How to adapt automation to customise mass production

Date 16-10-2024 Tekniker

Tekniker is currently leading the ADAPTA project aimed at designing and developing AI solutions which, once incorporated to robotic systems, will make it possible to automate tasks related to logistics, maintenance and assemblage.

Mass customization is a business strategy that allows companies to adapt their offers to customers and meet their specific needs whilst minimising costs and maximising efficiency. In a nutshell, it’s all about creating unique products or services for each customer.

As this trend has brought about a constant and rapid evolution in many sectors, it is becoming increasingly difficult to incorporate the conventional automation strategies already used in the automotive business or in the capital goods sector as both require sizeable investments and a long time to recover.

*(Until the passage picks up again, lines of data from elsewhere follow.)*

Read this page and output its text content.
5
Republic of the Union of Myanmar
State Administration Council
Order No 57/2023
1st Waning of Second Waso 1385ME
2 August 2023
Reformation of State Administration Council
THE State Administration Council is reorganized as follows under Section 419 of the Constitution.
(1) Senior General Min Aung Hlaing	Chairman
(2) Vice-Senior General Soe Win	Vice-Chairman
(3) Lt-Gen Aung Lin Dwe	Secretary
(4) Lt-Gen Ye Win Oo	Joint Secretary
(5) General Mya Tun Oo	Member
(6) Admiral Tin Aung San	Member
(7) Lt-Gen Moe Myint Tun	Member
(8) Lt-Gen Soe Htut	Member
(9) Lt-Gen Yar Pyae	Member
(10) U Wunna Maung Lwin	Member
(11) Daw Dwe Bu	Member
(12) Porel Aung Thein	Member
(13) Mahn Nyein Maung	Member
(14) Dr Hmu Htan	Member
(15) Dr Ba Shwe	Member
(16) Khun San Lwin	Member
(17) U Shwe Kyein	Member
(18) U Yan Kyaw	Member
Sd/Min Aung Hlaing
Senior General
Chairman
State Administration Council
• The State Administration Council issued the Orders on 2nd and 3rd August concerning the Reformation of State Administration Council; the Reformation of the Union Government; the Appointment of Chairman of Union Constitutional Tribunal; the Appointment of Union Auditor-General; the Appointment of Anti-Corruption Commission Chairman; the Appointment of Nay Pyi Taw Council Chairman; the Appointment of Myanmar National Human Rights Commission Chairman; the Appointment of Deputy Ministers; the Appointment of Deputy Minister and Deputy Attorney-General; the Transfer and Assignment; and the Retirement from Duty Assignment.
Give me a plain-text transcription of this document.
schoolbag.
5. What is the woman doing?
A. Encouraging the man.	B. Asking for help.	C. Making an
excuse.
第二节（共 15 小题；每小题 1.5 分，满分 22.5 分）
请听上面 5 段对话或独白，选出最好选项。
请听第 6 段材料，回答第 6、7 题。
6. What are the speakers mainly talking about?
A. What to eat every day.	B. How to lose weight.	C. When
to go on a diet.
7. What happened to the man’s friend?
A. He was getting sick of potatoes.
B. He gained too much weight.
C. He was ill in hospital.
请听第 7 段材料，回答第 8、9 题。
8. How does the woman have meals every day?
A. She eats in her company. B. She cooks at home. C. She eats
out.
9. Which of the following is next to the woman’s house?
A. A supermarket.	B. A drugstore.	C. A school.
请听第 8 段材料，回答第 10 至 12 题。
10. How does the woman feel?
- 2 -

Tekniker, a member of the Basque Research and Technology Alliance, is leading the ADAPTA research project funded by the TransMisiones programme sponsored by the Spanish Government to address the challenge of finding an alternative automation system for manufacturers encountering production variability in order to increase their production levels.

The main goal of this initiative consists in designing and implementing a resilient and configurable production model so factories may fully adapt to changes in the environment and do so with total resilience.

Consequently, the project will mainly focus on improving the perception capabilities of robotic systems currently in use by incorporating vision-based solutions, AI, integrated sensors plus 2D and 3D images.

Throughout this initiative, efforts will be made to develop handling systems to adapt to unknown or changing situations with minimal human presence and enhanced interactions to provide a collaborative production environment.

As the organisation in charge of scientific matters, Tekniker will develop AI models to recognise spaces, identify objects and deploy handling solutions based on models generating gripping points automatically.

Demonstration learning techniques will be used, moreover, to speed up the definition of assembly and handling tasks and to shorten programming stages; digital infrastructures will be set up to further interoperability, to foster secure and sovereign data sharing and to enhance life cycle management of automatic learning systems.

Validation in an industrial scenario

The methodology proposed by the ADAPTA project includes the validation of results obtained in an industrial scenario to be provided by Schréder, one of the project partners, at the company’s lamp assembly plant situated in the province of Guadalajara where about 50% of the multinational group’s worldwide production is based.

More specifically, three representative cases related to handling, assembly and logistics in multiple production scenarios will be tested: the loading and unloading of products on the paint line, the collaborative assembly line and the autonomous system used to load finished products on trucks.

With funding provided by the TransMisiones programme of the Ministry of Science, Innovation and Universities of the Spanish Government, the ADAPTA project features a consortium coordinated by Tekniker and made up of Smarttech, CT Ingenieros de Catalunya Aeronáuticos, de Automoción e Industriales, Automatización de Sistemas y Aplicaciones Industriales (ASAI), División Industrial Artisteril, Bcnvision, Schréder Socelec, Eurecat and the Carlos III University of Madrid.